Parameter Valdecoxib Paracetamol
A 1% 1 cm value 520 636
Beer’s law limits (µg/ml) 1-6 5-30
ε-Molar absorptivity (1/mol/cm) 1.6399 × 104 0.9626 × 104
Limit of detection (µg/ml) 0.5 0.5
Limit of quantification (µg/ml) 1.0 1.0
Sandell’s sensitivity (µg/cm2) 0.01923 0.01570
Regression equation*    
Slope (B) 0.0525 0.0637
Intercept (A) -0.00015 -0.00018
Correlation coefficient (r) 1.0 1.0

Table 2: Quantitative parameters of the Proposed method

Thus the proposed method is simple, accurate, precise and economical for routine analysis of two drugs without prior separation. The amount found was in good agreement with the labelled claim of the formulation. The value of standard deviation was satisfactorily low, indicating the reproducibility and accuracy of the method developed.


The authors are thankful to Mepro Pharmaceutical Pvt. Ltd., Gujarat; and Universal Medicaments Pvt. Ltd., Nagpur, for providing the pure drugs. They are also grateful to Dr. V. D. Rangari, Principal, J. L. Chaturvedi College of Pharmacy, Nagpur, for his kind cooperation in the completion of this work.
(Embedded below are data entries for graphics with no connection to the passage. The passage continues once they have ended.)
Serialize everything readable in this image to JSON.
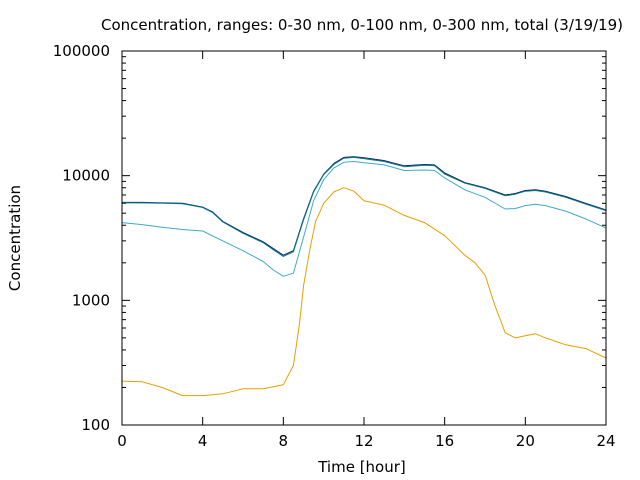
{
  "chart_data": {
    "type": "line",
    "title": "Concentration, ranges: 0-30 nm, 0-100 nm, 0-300 nm, total (3/19/19)",
    "xlabel": "Time [hour]",
    "ylabel": "Concentration",
    "xlim": [
      0,
      24
    ],
    "ylim": [
      100,
      100000
    ],
    "yscale": "log",
    "grid": false,
    "legend": "none",
    "xticks": [
      "0",
      "4",
      "8",
      "12",
      "16",
      "20",
      "24"
    ],
    "yticks": [
      "100",
      "1000",
      "10000",
      "100000"
    ],
    "series": [
      {
        "color": "#191970",
        "x": [
          0,
          1,
          2,
          3,
          4,
          4.5,
          5,
          6,
          7,
          7.5,
          8,
          8.5,
          9,
          9.5,
          10,
          10.5,
          11,
          11.5,
          12,
          13,
          14,
          15,
          15.5,
          16,
          17,
          18,
          19,
          19.5,
          20,
          20.5,
          21,
          22,
          23,
          24
        ],
        "y": [
          6100,
          6100,
          6050,
          6000,
          5600,
          5100,
          4300,
          3500,
          2950,
          2600,
          2300,
          2500,
          4500,
          7500,
          10300,
          12500,
          14000,
          14200,
          13900,
          13200,
          12000,
          12300,
          12200,
          10500,
          8800,
          8000,
          7000,
          7200,
          7600,
          7700,
          7500,
          6800,
          6000,
          5300
        ]
      },
      {
        "color": "#008080",
        "x": [
          0,
          1,
          2,
          3,
          4,
          4.5,
          5,
          6,
          7,
          7.5,
          8,
          8.5,
          9,
          9.5,
          10,
          10.5,
          11,
          11.5,
          12,
          13,
          14,
          15,
          15.5,
          16,
          17,
          18,
          19,
          19.5,
          20,
          20.5,
          21,
          22,
          23,
          24
        ],
        "y": [
          6050,
          6050,
          6000,
          5950,
          5550,
          5050,
          4250,
          3450,
          2900,
          2550,
          2250,
          2450,
          4400,
          7400,
          10200,
          12300,
          13800,
          14000,
          13700,
          13000,
          11800,
          12100,
          12000,
          10300,
          8700,
          7900,
          6900,
          7100,
          7500,
          7600,
          7400,
          6700,
          5900,
          5250
        ]
      },
      {
        "color": "#3fa9c9",
        "x": [
          0,
          1,
          2,
          3,
          4,
          5,
          6,
          7,
          7.5,
          8,
          8.5,
          9,
          9.5,
          10,
          10.5,
          11,
          11.5,
          12,
          13,
          14,
          15,
          15.5,
          16,
          17,
          18,
          19,
          19.5,
          20,
          20.5,
          21,
          22,
          23,
          24
        ],
        "y": [
          4200,
          4050,
          3850,
          3700,
          3600,
          3000,
          2500,
          2050,
          1750,
          1560,
          1650,
          3200,
          6300,
          9300,
          11500,
          12800,
          13000,
          12700,
          12200,
          11000,
          11100,
          11000,
          9600,
          7700,
          6700,
          5400,
          5450,
          5750,
          5900,
          5750,
          5200,
          4500,
          3800
        ]
      },
      {
        "color": "#e69f00",
        "x": [
          0,
          1,
          2,
          3,
          4,
          5,
          6,
          7,
          8,
          8.5,
          8.8,
          9,
          9.3,
          9.6,
          10,
          10.5,
          11,
          11.5,
          12,
          13,
          14,
          15,
          16,
          17,
          17.5,
          18,
          18.5,
          19,
          19.5,
          20,
          20.5,
          21,
          22,
          23,
          24
        ],
        "y": [
          225,
          222,
          200,
          172,
          172,
          178,
          195,
          195,
          210,
          300,
          650,
          1300,
          2500,
          4300,
          6000,
          7400,
          8000,
          7500,
          6300,
          5800,
          4800,
          4200,
          3300,
          2300,
          2000,
          1600,
          900,
          550,
          500,
          520,
          540,
          500,
          440,
          410,
          345
        ]
      }
    ]
  }
}
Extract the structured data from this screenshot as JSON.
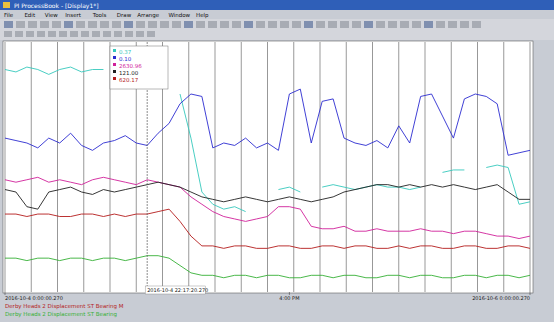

  1. Shastry, C.S., Joshi, S.D., Veerapur, V.P. and Arvind, M.B., Indian J. Pharm. Edu., 2003, 37, 154.
  2. Sutariya, V.B., Mashru, R., Sankalia, M.G. and Parikh, P., Indian J. Pharm. Sci. 2004, 66, 360.
  3. Indian Pharmacopoiea, 4th Edn., Vol. II, Controller of Publications, Delhi, 1996, 554.
  4. Reynolds, J.E.F., In: Martindale. The Extra Pharmacopoeia, 31stEdn., The Royal Pharmaceutical Society, London, 1996, 81.
  5. Vasudevan, M., Ravishankar, S., Ravibabu, T. and Nagarajan, J.S.K., Indian J. Pharm. Sci., 2000, 62, 122.
  6. Dhake, A.S., Sonaje, D.B., Kasture, V.S., Nikam, P.T. and Talekar, R. S., Indian J. Pharm. Sci., 2001, 63, 55.
  7. Zarapkar, S.S., Halkar, U.P. and Bhandari, N.P., Indian Drugs, 1999, 36, 710.
  8. Gangwal, S. and Trivedi, P., Indian Drugs, 1999, 36, 683.
  9. Kumar, A., Anroop, B. and Vijay, K.S., Indian Drugs, 2003, 40, 727.
  10. Davidson, A.G., In: Beckett, A.H. and Stenlake, J.B., Eds., Practical Pharmaceutical Chemistry, 4th Edn., Vol.II, CBS publishers and Distributors, New Delhi, 2002, 284.